Haines Gallery is pleased to present 3 + 3, a group exhibition that explores individual ideology within a collegial framework. In this chain reaction-style exhibition, three San Francisco-based artists were each asked to choose one additional artist for the exhibition. Kota Ezawa, Shaun O’Dell, and Darren Waterston each chose Taha Belal, Emily Prince, and Leslie Shows, respectively. Together the works, diverse in materiality yet with distinct moments of conceptual alignment, represent a cross-section of the Bay Area art scene through the eyes of six remarkable artists.
KOTA EZAWA & TAHA BELAL
Kota Ezawa’s work explores the appropriation and mediation of histories, current events and images, often through reductive, computer-generated animations. The subject matter and sources of the images are diverse, ranging from the trial of O.J. Simpson to the acclaimed Eisenstein film, The Battleship Potemkin. For this exhibition, Ezawa presents a triptych from his series, Hotel Movies, representations based on a scene of a film in which a hotel building plays a central role. Ezawa selected Taha Belal, whose recent work also addresses the mediation of information, specifically focusing on the newspaper as “a tangible marker of time and an excerpt from the deluge of information created and disseminated.” His meticulous manipulations of newspaper pages and clippings prompt us to reexamine the functional and organizational structures of this nearly obsolete cultural object.

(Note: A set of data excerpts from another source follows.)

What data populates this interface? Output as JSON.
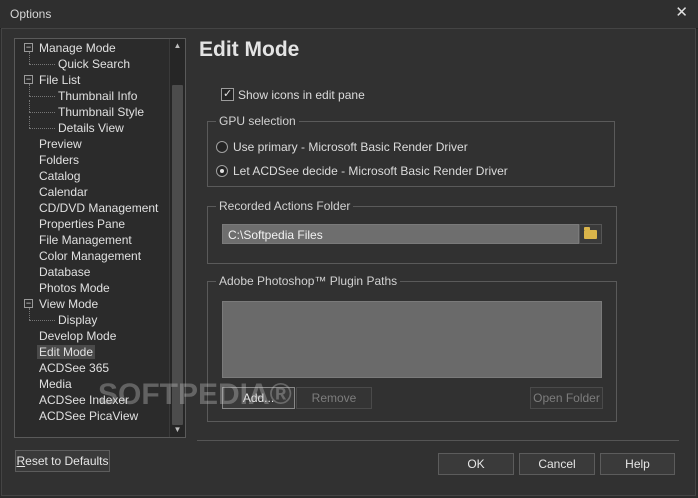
{
  "window": {
    "title": "Options",
    "close_glyph": "✕"
  },
  "tree": {
    "items": [
      {
        "label": "Manage Mode",
        "level": 0,
        "expander": "−"
      },
      {
        "label": "Quick Search",
        "level": 1
      },
      {
        "label": "File List",
        "level": 0,
        "expander": "−"
      },
      {
        "label": "Thumbnail Info",
        "level": 1
      },
      {
        "label": "Thumbnail Style",
        "level": 1
      },
      {
        "label": "Details View",
        "level": 1
      },
      {
        "label": "Preview",
        "level": 0
      },
      {
        "label": "Folders",
        "level": 0
      },
      {
        "label": "Catalog",
        "level": 0
      },
      {
        "label": "Calendar",
        "level": 0
      },
      {
        "label": "CD/DVD Management",
        "level": 0
      },
      {
        "label": "Properties Pane",
        "level": 0
      },
      {
        "label": "File Management",
        "level": 0
      },
      {
        "label": "Color Management",
        "level": 0
      },
      {
        "label": "Database",
        "level": 0
      },
      {
        "label": "Photos Mode",
        "level": 0
      },
      {
        "label": "View Mode",
        "level": 0,
        "expander": "−"
      },
      {
        "label": "Display",
        "level": 1
      },
      {
        "label": "Develop Mode",
        "level": 0
      },
      {
        "label": "Edit Mode",
        "level": 0,
        "selected": true
      },
      {
        "label": "ACDSee 365",
        "level": 0
      },
      {
        "label": "Media",
        "level": 0
      },
      {
        "label": "ACDSee Indexer",
        "level": 0
      },
      {
        "label": "ACDSee PicaView",
        "level": 0
      }
    ],
    "scroll_up_glyph": "▲",
    "scroll_down_glyph": "▼"
  },
  "panel": {
    "heading": "Edit Mode",
    "show_icons_label": "Show icons in edit pane",
    "gpu_group": {
      "label": "GPU selection",
      "options": [
        "Use primary - Microsoft Basic Render Driver",
        "Let ACDSee decide - Microsoft Basic Render Driver"
      ]
    },
    "actions_group": {
      "label": "Recorded Actions Folder",
      "path": "C:\\Softpedia Files"
    },
    "plugin_group": {
      "label": "Adobe Photoshop™ Plugin Paths",
      "add": "Add...",
      "remove": "Remove",
      "open_folder": "Open Folder"
    }
  },
  "footer": {
    "reset_prefix": "R",
    "reset_rest": "eset to Defaults",
    "ok": "OK",
    "cancel": "Cancel",
    "help": "Help"
  },
  "watermark": "SOFTPEDIA®"
}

SHAUN O’DELL & EMILY PRINCE
Mixed media artist Shaun O’Dell explores the intersections between human and natural orders. At Haines, O’Dell presents work based on Herman Melville’s great American novel, Moby Dick. Using Melville’s use of mirroring and vortex as a starting point, O’Dell’s works on paper employ shapes and patterns to explore these metaphysical concerns, creating intricate moiré patterns reminiscent of those created on the ocean’s surface. Similarly, his collaborative video work with Nate Boyce employs video feedback to create geometric forms and spiral motifs using sections of John Huston’s 1956 film Moby Dick. O’Dell selected Emily Prince, who will be showing work from her project The Way it Used to Be. Drawing from an array of materials collected by the artist in daily life, such as a doily crocheted by Prince’s grandmother, the project investigates the role memory plays in experiences of loss and mourning. Prince’s intricate alterations and reproductions of these objects blur the distinction between original and copy, found object and made object, paralleling notions of selective memory and the impossibility of capturing the past.
DARREN WATERSTON & LESLIE SHOWS
Darren Waterston’s paintings describe ephemeral environments that nearly elude the flatness of the picture plane. Waterston focuses on the representation of light, refraction, and atmosphere to create spaces rich in luminosity. This exhibition will feature his work, Last Days at Saint Gabriel. Waterston chose mixed-media artist Leslie Shows, whose Comic Study (Emptiness) consists of collaged pigment prints (mainly of comics) on rice paper. In this work, Shows excavates the traces of action in comic book imagery, such as loose pebbles, negative spaces, and Ben-Day dots, to depict emptiness, space and the tiny particles that make up matter, creating a sense of simultaneous activity and absence. Shows drew from techniques in historical Chinese landscape painting, in which parts of the painting surface are left untouched to give prominence to the main subject or to describe positive space, similarly evoking both presence and emptiness.